Tous sont prêts à se mobiliser encore de manière plus forte à Bruxelles, si nécessaire, pour faire entendre la voix des agriculteurs auprès d’Ursula von der Leyen, présidente de la Commission européenne, et de tous les politiques décisionnaires, bien loin du terrain.
L’Europe agricole unie face à une Pac jugée incohérente
Les Français ne sont pas les seuls à être menacés par cette nouvelle Pac, de nombreux drapeaux d’autres syndicats et pays flottaient devant les vitres du Parlement, avec l’espoir d’être entendus, pour une fois.
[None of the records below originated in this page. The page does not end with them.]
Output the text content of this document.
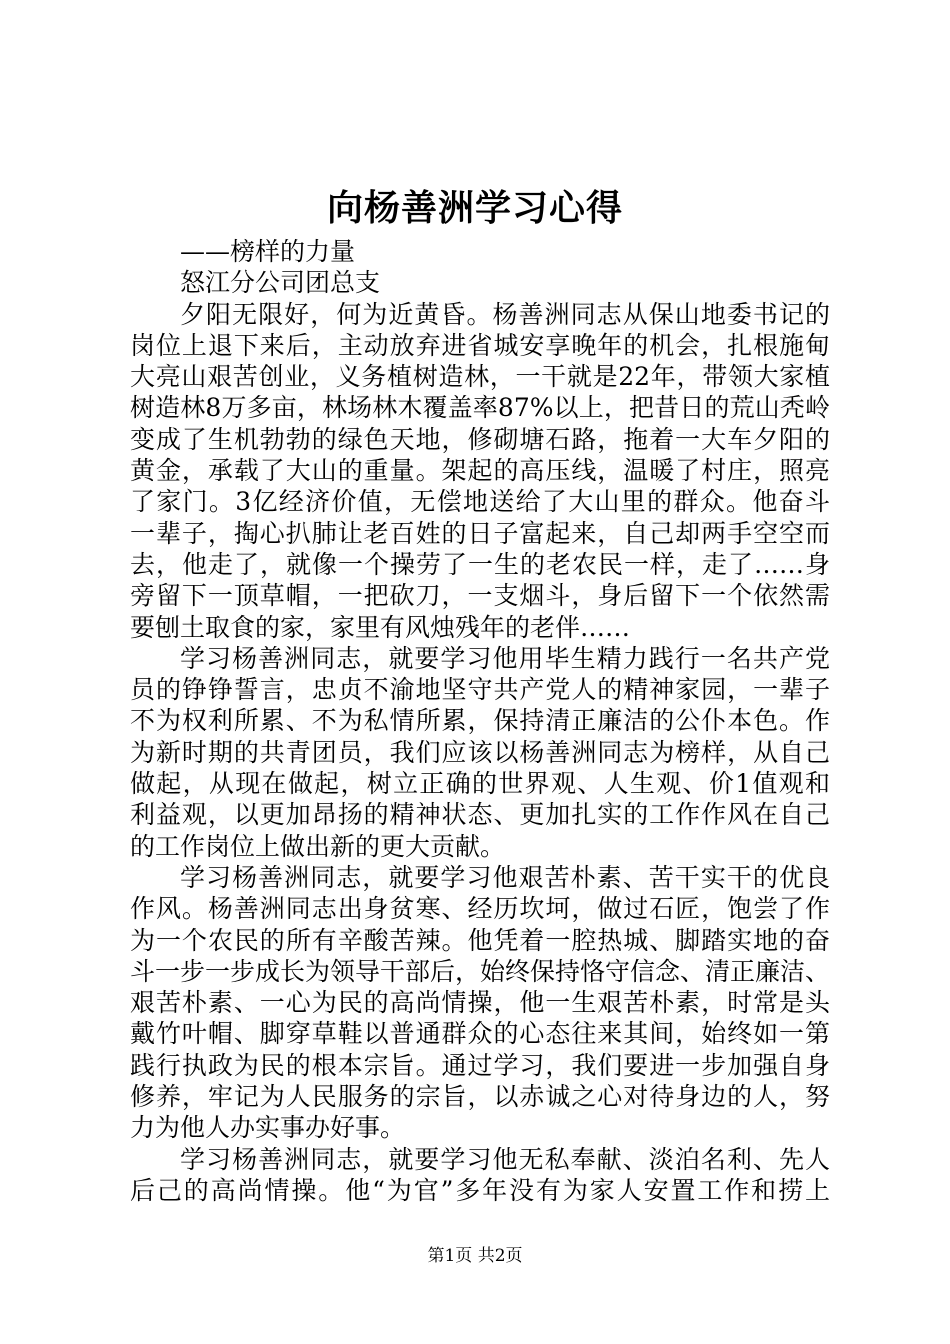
向杨善洲学习心得

——榜样的力量

怒江分公司团总支

夕阳无限好，何为近黄昏。杨善洲同志从保山地委书记的

岗位上退下来后，主动放弃进省城安享晚年的机会，扎根施甸

大亮山艰苦创业，义务植树造林，一干就是22年，带领大家植

树造林8万多亩，林场林木覆盖率87%以上，把昔日的荒山秃岭

变成了生机勃勃的绿色天地，修砌塘石路，拖着一大车夕阳的

黄金，承载了大山的重量。架起的高压线，温暖了村庄，照亮

了家门。3亿经济价值，无偿地送给了大山里的群众。他奋斗

一辈子，掏心扒肺让老百姓的日子富起来，自己却两手空空而

去，他走了，就像一个操劳了一生的老农民一样，走了……身

旁留下一顶草帽，一把砍刀，一支烟斗，身后留下一个依然需

要刨土取食的家，家里有风烛残年的老伴……

学习杨善洲同志，就要学习他用毕生精力践行一名共产党

员的铮铮誓言，忠贞不渝地坚守共产党人的精神家园，一辈子

不为权利所累、不为私情所累，保持清正廉洁的公仆本色。作

为新时期的共青团员，我们应该以杨善洲同志为榜样，从自己

做起，从现在做起，树立正确的世界观、人生观、价1值观和

利益观，以更加昂扬的精神状态、更加扎实的工作作风在自己

的工作岗位上做出新的更大贡献。

学习杨善洲同志，就要学习他艰苦朴素、苦干实干的优良

作风。杨善洲同志出身贫寒、经历坎坷，做过石匠，饱尝了作

为一个农民的所有辛酸苦辣。他凭着一腔热城、脚踏实地的奋

斗一步一步成长为领导干部后，始终保持恪守信念、清正廉洁、

艰苦朴素、一心为民的高尚情操，他一生艰苦朴素，时常是头

戴竹叶帽、脚穿草鞋以普通群众的心态往来其间，始终如一第

践行执政为民的根本宗旨。通过学习，我们要进一步加强自身

修养，牢记为人民服务的宗旨，以赤诚之心对待身边的人，努

力为他人办实事办好事。

学习杨善洲同志，就要学习他无私奉献、淡泊名利、先人

后己的高尚情操。他“为官”多年没有为家人安置工作和捞上

第1页 共2页
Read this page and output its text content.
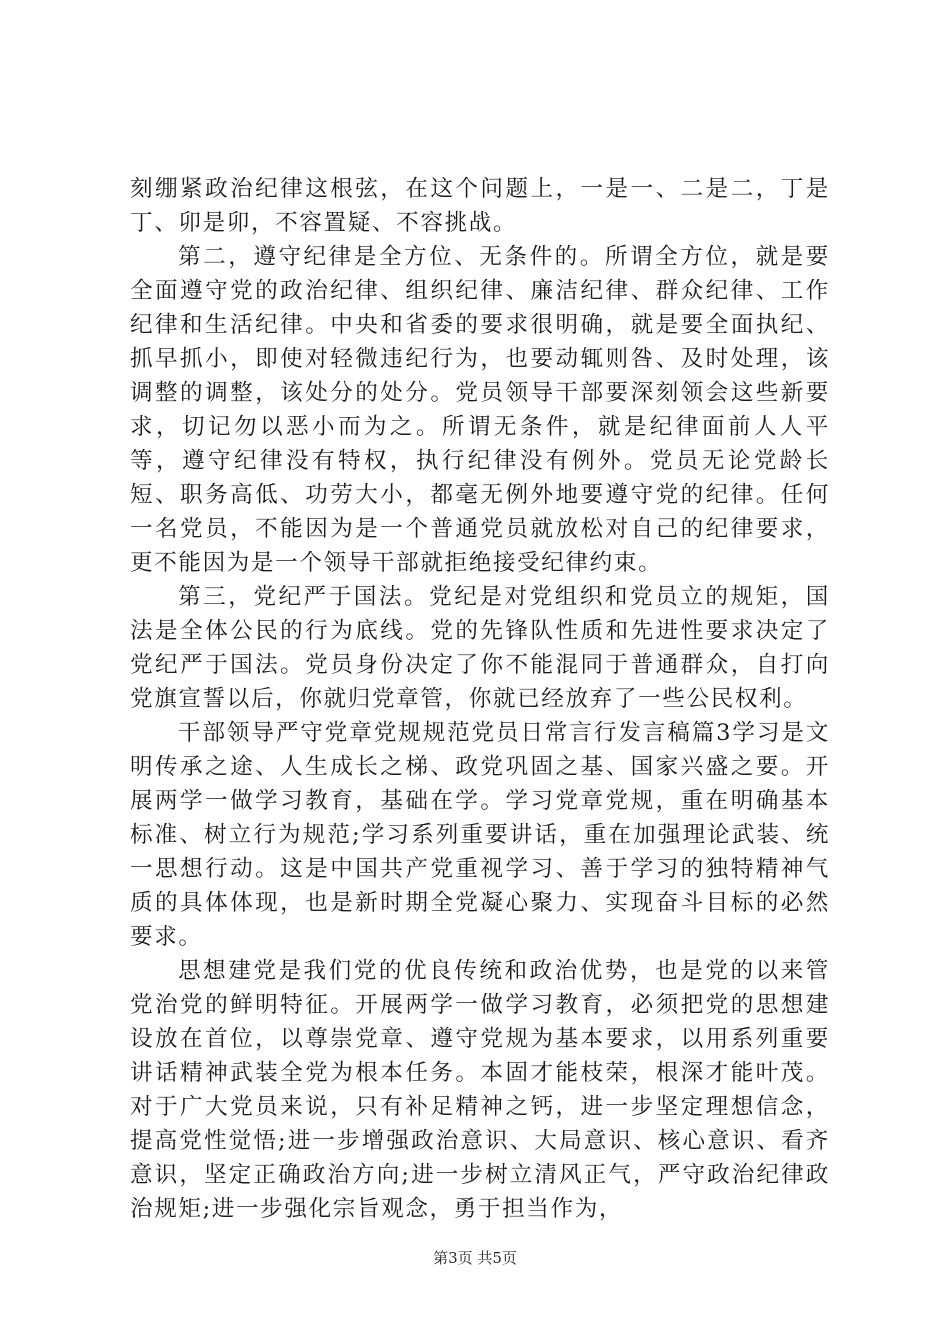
刻绷紧政治纪律这根弦，在这个问题上，一是一、二是二，丁是丁、卯是卯，不容置疑、不容挑战。

第二，遵守纪律是全方位、无条件的。所谓全方位，就是要全面遵守党的政治纪律、组织纪律、廉洁纪律、群众纪律、工作纪律和生活纪律。中央和省委的要求很明确，就是要全面执纪、抓早抓小，即使对轻微违纪行为，也要动辄则咎、及时处理，该调整的调整，该处分的处分。党员领导干部要深刻领会这些新要求，切记勿以恶小而为之。所谓无条件，就是纪律面前人人平等，遵守纪律没有特权，执行纪律没有例外。党员无论党龄长短、职务高低、功劳大小，都毫无例外地要遵守党的纪律。任何一名党员，不能因为是一个普通党员就放松对自己的纪律要求，更不能因为是一个领导干部就拒绝接受纪律约束。

第三，党纪严于国法。党纪是对党组织和党员立的规矩，国法是全体公民的行为底线。党的先锋队性质和先进性要求决定了党纪严于国法。党员身份决定了你不能混同于普通群众，自打向党旗宣誓以后，你就归党章管，你就已经放弃了一些公民权利。

干部领导严守党章党规规范党员日常言行发言稿篇3学习是文明传承之途、人生成长之梯、政党巩固之基、国家兴盛之要。开展两学一做学习教育，基础在学。学习党章党规，重在明确基本标准、树立行为规范;学习系列重要讲话，重在加强理论武装、统一思想行动。这是中国共产党重视学习、善于学习的独特精神气质的具体体现，也是新时期全党凝心聚力、实现奋斗目标的必然要求。

思想建党是我们党的优良传统和政治优势，也是党的以来管党治党的鲜明特征。开展两学一做学习教育，必须把党的思想建设放在首位，以尊崇党章、遵守党规为基本要求，以用系列重要讲话精神武装全党为根本任务。本固才能枝荣，根深才能叶茂。对于广大党员来说，只有补足精神之钙，进一步坚定理想信念，提高党性觉悟;进一步增强政治意识、大局意识、核心意识、看齐意识，坚定正确政治方向;进一步树立清风正气，严守政治纪律政治规矩;进一步强化宗旨观念，勇于担当作为，

第3页 共5页
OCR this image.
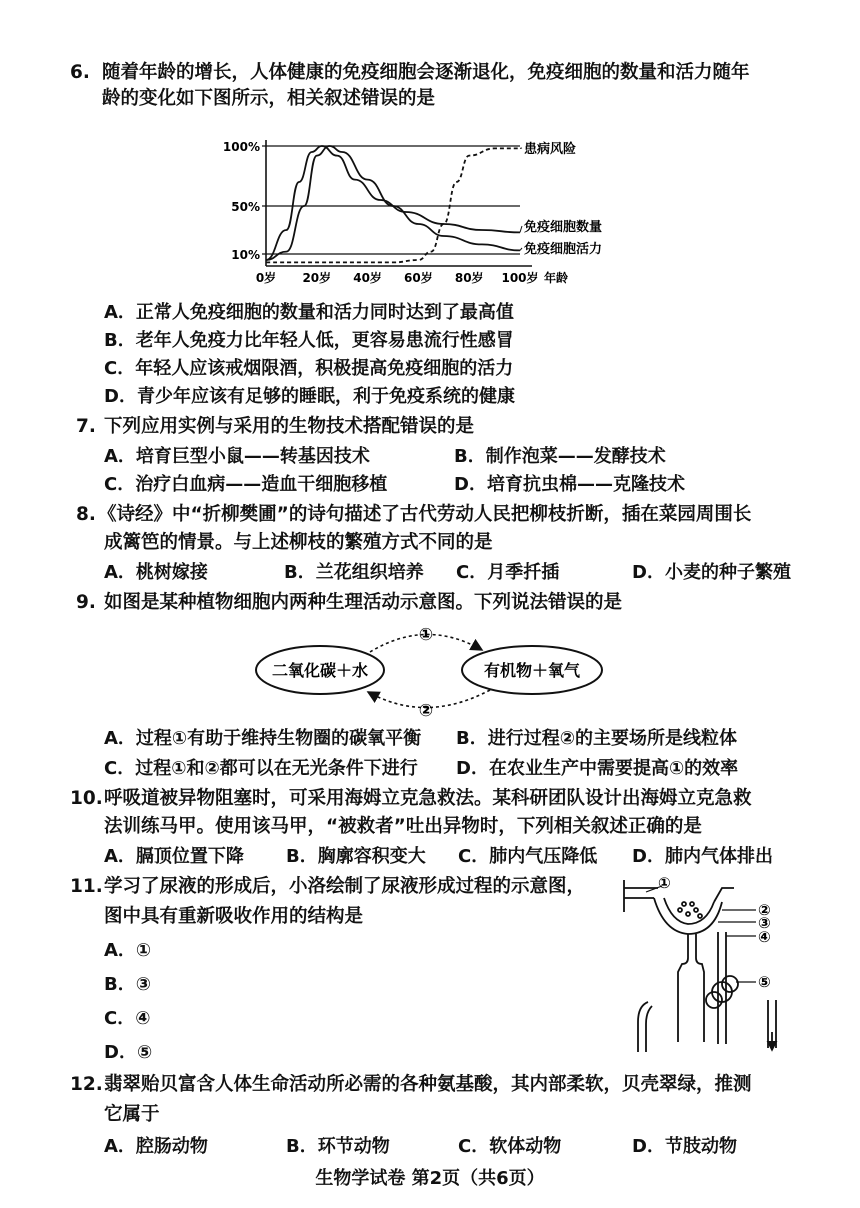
6. 随着年龄的增长，人体健康的免疫细胞会逐渐退化，免疫细胞的数量和活力随年
龄的变化如下图所示，相关叙述错误的是
10%
50%
100%
0岁 20岁 40岁 60岁 80岁 100岁 年龄
患病风险
免疫细胞数量
免疫细胞活力
A．正常人免疫细胞的数量和活力同时达到了最高值
B．老年人免疫力比年轻人低，更容易患流行性感冒
C．年轻人应该戒烟限酒，积极提高免疫细胞的活力
D．青少年应该有足够的睡眠，利于免疫系统的健康
7. 下列应用实例与采用的生物技术搭配错误的是
A．培育巨型小鼠——转基因技术	B．制作泡菜——发酵技术
C．治疗白血病——造血干细胞移植	D．培育抗虫棉——克隆技术
8. 《诗经》中“折柳樊圃”的诗句描述了古代劳动人民把柳枝折断，插在菜园周围长
成篱笆的情景。与上述柳枝的繁殖方式不同的是
A．桃树嫁接	B．兰花组织培养 C．月季扦插	D．小麦的种子繁殖
9. 如图是某种植物细胞内两种生理活动示意图。下列说法错误的是
二氧化碳＋水	有机物＋氧气
①
②
A．过程①有助于维持生物圈的碳氧平衡 B．进行过程②的主要场所是线粒体
C．过程①和②都可以在无光条件下进行 D．在农业生产中需要提高①的效率
10. 呼吸道被异物阻塞时，可采用海姆立克急救法。某科研团队设计出海姆立克急救
法训练马甲。使用该马甲，“被救者”吐出异物时，下列相关叙述正确的是
A．膈顶位置下降 B．胸廓容积变大 C．肺内气压降低 D．肺内气体排出
11. 学习了尿液的形成后，小洛绘制了尿液形成过程的示意图，
图中具有重新吸收作用的结构是
A．①
B．③
C．④
D．⑤
①
②
③
④
⑤
12. 翡翠贻贝富含人体生命活动所必需的各种氨基酸，其内部柔软，贝壳翠绿，推测
它属于
A．腔肠动物	B．环节动物	C．软体动物	D．节肢动物
生物学试卷 第2页（共6页）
Arianna Giuliodori, directrice de Coldiretti (Confédération d’agriculteurs italiens) à Bruxelles : «cette proposition met en danger notre futur. Nos jeunes ont fait le déplacement pour défendre leur avenir. Le budget annoncé n’est pas cohérent avec les attentes de notre société et de nos consommateurs. À cela s’ajoutent des défis géopolitiques avec des crises de marché, des conflits, nous qui nourrissons la planète, nous nous retrouvons dans la bagarre. Les politiques sont en train de dire que l’agriculture ne les intéresse plus, ils préfèrent acheter des armes. Les agriculteurs sont pour un futur de paix prospère et durable».
Francie Gorman, représentant irlandais de la Copa : «nous avons écouté Mme von der Leyen nous dire qu’elle allait soutenir la sécurité alimentaire et les fermiers, pourtant les derniers mois, elle nous a abandonnés, nous, et ses promesses. Sans sécurité alimentaire en Europe, parler de notre défense n’a que peu de sens. C’est très important d’être présent aujourd’hui et c’est la raison pour laquelle nous avons tous fait le déplacement».